With delays to Education Maintenance Allowance (EMA) payments expected to continue, the Learning and Skills Council (LSC) have been forced to terminate their contract with Liberata, the company blamed for failing to complete benefit payments for thousands of 16 to 18 year olds in need of financial support to continue with education. Rival company Capita will take over the £80 million contract.

The Badger reported in October that the National Union of Students (NUS) had supported calls for an inquiry into the EMA “shambles”, which led to a backlog of 200,000 applications. Capita now have to focus on clearing the back log of payments and offering adequate support to those in financial trouble. One survey found that 61% of students would be unable to continue in education if they could not receive their EMA benefits, which help thousands of students with transport, food and other essential costs.

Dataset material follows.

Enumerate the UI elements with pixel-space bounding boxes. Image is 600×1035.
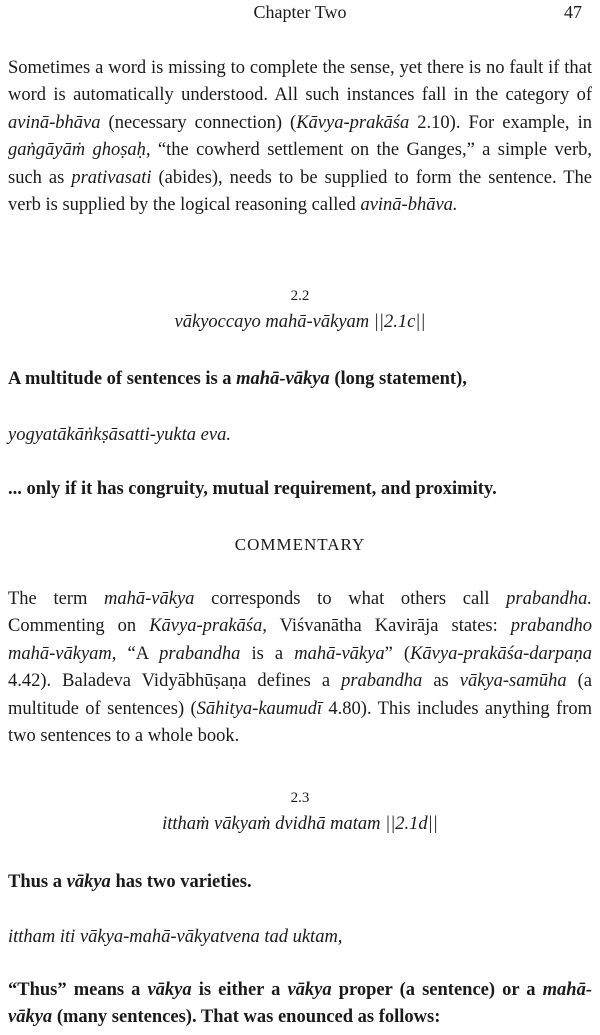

Beth Walker, NUS vice president for Further Education, said: “We fear that many students have been forced to drop out of their courses by the delays and there is an urgent need for the Government to conduct a full inquiry into this catastrophic failure.” Capita’s take over of the EMA contract comes just months after they were brought in to replace ETS Europe, the company at the centre of the SAT results debacle this summer.

Shadow Schools Minister, Nick Gibb, said: “After the disaster of the SATs fiasco earlier this summer the chaos surrounding the delivery of this year’s EMAs is yet another example of the government’s failure to administer a large-scale project.”

“These are major government contracts, worth £75m, and they should look at the companies getting these contracts. A quick search on Google would have discovered the problems with Liberata”. Speaking on the BBC’s Newsnight, a former senior Liberata executive admitted: “I believe they knew [about the problems] from the early days of the deal. I am aware that a senior colleague of mine presented a report stating the technical and non-technical problems he had identified and said they needed to employ more staff and make technical changes – this was in October 2007.”

Capita are not without their own problems, however. In 2004 they were blamed for the serious problems following the launch of the Criminal Records Bureau.